I am looking at another paper which defines it as $$ BG = \bigsqcup _n (G_n \times \Delta ^n) /(\alpha ^*(g),x) \sim (g, \alpha _* (x)). $$ for $g\in G_n, x \in \Delta ^m$ and injective monotone functions $\alpha : [m] \rightarrow[n]$.
First I'm not entirely sure what theses functions really are, is it literally $\alpha (m) = n$ and that is all there is to it? And I'm struggling to see what the induced maps $\alpha ^*$ and $\alpha _*$ are. I imagine this is essentially the same thing as above but wanted to be sure I understood it.

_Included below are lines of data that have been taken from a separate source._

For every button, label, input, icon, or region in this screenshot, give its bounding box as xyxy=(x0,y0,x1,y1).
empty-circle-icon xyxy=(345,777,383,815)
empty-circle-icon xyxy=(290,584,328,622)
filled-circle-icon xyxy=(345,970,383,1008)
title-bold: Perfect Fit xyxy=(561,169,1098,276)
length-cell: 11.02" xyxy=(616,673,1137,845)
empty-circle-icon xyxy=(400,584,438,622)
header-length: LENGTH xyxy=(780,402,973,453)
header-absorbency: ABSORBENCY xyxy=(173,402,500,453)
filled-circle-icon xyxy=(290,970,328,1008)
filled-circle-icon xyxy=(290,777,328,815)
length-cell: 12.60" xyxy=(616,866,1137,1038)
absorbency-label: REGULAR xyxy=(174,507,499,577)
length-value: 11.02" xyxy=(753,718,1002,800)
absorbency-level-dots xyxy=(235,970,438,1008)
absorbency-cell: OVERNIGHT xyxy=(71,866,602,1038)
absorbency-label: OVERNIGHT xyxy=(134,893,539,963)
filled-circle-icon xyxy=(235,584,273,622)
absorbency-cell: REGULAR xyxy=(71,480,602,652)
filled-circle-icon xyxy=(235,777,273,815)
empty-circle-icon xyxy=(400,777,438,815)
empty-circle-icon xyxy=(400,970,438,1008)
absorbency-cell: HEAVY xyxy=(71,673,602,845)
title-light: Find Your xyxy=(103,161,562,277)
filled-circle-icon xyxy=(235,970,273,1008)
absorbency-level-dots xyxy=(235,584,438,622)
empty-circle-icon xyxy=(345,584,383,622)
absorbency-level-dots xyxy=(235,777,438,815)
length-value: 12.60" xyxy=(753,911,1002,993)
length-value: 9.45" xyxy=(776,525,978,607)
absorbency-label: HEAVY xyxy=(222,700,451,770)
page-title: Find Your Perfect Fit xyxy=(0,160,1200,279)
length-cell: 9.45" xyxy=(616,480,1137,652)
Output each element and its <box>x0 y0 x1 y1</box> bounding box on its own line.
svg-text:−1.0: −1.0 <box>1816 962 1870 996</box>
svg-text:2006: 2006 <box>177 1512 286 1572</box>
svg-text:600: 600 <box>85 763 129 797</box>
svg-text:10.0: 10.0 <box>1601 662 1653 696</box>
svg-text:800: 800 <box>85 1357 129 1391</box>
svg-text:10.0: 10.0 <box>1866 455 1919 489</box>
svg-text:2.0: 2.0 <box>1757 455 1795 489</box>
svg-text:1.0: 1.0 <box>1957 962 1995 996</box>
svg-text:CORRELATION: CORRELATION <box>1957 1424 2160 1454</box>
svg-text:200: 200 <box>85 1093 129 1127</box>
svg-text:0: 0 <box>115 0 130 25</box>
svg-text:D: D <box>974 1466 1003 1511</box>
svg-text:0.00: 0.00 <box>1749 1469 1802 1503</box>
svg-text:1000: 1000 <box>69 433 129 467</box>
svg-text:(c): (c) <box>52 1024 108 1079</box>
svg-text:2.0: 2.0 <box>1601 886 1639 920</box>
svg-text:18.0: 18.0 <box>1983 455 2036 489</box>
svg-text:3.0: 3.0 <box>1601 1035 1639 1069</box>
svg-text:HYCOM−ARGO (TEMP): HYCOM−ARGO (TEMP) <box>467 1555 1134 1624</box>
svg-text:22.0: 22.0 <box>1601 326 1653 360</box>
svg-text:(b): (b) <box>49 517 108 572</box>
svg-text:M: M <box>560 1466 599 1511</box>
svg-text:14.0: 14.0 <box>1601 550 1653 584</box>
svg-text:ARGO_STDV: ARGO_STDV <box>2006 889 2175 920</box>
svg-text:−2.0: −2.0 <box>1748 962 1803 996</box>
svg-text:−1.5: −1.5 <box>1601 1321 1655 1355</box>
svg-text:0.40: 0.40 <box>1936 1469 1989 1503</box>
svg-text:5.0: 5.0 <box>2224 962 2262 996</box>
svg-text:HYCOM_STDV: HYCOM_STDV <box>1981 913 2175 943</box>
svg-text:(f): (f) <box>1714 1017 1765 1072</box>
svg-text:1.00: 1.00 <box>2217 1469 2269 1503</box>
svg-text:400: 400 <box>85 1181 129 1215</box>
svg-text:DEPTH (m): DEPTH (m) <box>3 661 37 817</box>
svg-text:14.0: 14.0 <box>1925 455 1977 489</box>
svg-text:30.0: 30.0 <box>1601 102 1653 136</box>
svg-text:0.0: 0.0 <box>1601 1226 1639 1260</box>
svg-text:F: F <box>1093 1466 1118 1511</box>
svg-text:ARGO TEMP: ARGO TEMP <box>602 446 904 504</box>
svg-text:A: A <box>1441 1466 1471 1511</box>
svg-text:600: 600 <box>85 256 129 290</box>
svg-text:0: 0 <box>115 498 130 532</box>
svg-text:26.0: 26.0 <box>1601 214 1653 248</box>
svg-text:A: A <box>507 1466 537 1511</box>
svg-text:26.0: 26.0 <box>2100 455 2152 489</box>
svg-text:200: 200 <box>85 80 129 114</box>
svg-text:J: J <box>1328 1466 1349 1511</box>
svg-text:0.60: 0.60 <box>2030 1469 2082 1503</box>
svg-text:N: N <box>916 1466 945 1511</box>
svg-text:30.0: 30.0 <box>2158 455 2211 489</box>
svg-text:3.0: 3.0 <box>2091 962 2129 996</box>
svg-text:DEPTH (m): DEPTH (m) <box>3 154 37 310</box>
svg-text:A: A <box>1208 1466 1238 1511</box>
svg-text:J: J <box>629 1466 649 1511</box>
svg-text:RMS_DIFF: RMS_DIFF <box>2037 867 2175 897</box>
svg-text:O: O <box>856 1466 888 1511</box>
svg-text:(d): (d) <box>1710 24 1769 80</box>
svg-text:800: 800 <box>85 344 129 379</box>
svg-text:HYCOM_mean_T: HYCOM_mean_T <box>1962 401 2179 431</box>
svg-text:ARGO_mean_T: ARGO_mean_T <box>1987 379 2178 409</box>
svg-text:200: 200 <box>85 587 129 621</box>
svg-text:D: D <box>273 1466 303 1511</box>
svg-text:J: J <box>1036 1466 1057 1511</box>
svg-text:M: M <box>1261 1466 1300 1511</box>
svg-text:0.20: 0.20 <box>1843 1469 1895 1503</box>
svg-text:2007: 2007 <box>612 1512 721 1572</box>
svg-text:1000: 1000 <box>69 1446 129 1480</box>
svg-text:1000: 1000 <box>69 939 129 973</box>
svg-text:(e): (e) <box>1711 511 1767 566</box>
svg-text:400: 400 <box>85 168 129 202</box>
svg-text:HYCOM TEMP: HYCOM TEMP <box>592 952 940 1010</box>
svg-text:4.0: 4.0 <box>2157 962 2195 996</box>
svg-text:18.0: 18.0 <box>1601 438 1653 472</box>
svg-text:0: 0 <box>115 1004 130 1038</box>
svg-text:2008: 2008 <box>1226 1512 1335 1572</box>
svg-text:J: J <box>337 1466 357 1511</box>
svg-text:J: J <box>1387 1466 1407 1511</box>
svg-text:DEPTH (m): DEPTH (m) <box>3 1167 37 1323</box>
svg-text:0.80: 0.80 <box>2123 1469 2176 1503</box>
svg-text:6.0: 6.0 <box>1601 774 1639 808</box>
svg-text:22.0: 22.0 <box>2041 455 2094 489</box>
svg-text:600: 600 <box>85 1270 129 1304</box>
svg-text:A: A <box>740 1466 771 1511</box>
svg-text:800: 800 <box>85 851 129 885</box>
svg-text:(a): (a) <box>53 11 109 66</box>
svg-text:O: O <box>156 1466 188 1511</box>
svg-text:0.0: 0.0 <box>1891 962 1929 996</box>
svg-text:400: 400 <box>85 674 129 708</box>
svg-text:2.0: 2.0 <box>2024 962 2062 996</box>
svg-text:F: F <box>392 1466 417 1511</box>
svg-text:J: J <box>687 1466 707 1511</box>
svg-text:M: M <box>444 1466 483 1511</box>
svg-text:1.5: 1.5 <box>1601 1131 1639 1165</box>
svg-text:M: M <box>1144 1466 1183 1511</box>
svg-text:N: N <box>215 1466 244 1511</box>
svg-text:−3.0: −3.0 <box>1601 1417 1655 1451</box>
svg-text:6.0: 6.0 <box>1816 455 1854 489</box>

The difference between these definitions boils down to two different descriptions of the category of simplices, and both yield the same $BG$. The first description of $BG$ "thinks about" simplices as topological simplices, especially with language like "linear embedding".
For the notation $\alpha:[m]\to [n]$ in the second description, see simplex category. The objects are the sets $[n]:=\{0,1,\ldots,n\}$ (corresponding to the standard $n$-simplex) and morphisms are monotone functions. Any injective morphism $[m]\to[n]$ can be written as a composition of the face maps $\delta_i:[n-1]\to [n]$ (in this context, the monotone map whose image is everything except $i$).
In the first description, you are only explicitly writing the equivalences due to the face maps, which imply the equivalences for all injective morphisms (i.e. linear embeddings from any subsimplex into the standard simplex, not just a codimension $1$ face) by transitivity. In the second description, you are explicitly listing equivalences for all injective morphisms.
With this, the meanings of $\alpha^\ast$ and $\alpha_\ast$ are the same as $d_i$ and $\delta_i$, respectively, when you are using face maps, and the analogous definitions when you are using more general maps. So if $\alpha:[1]\to[3]$ maps $0 \to 0$ and $1 \to 3$, then $\alpha^\ast(g_0,g_1,g_2,g_3)=(g_0,g_3)$.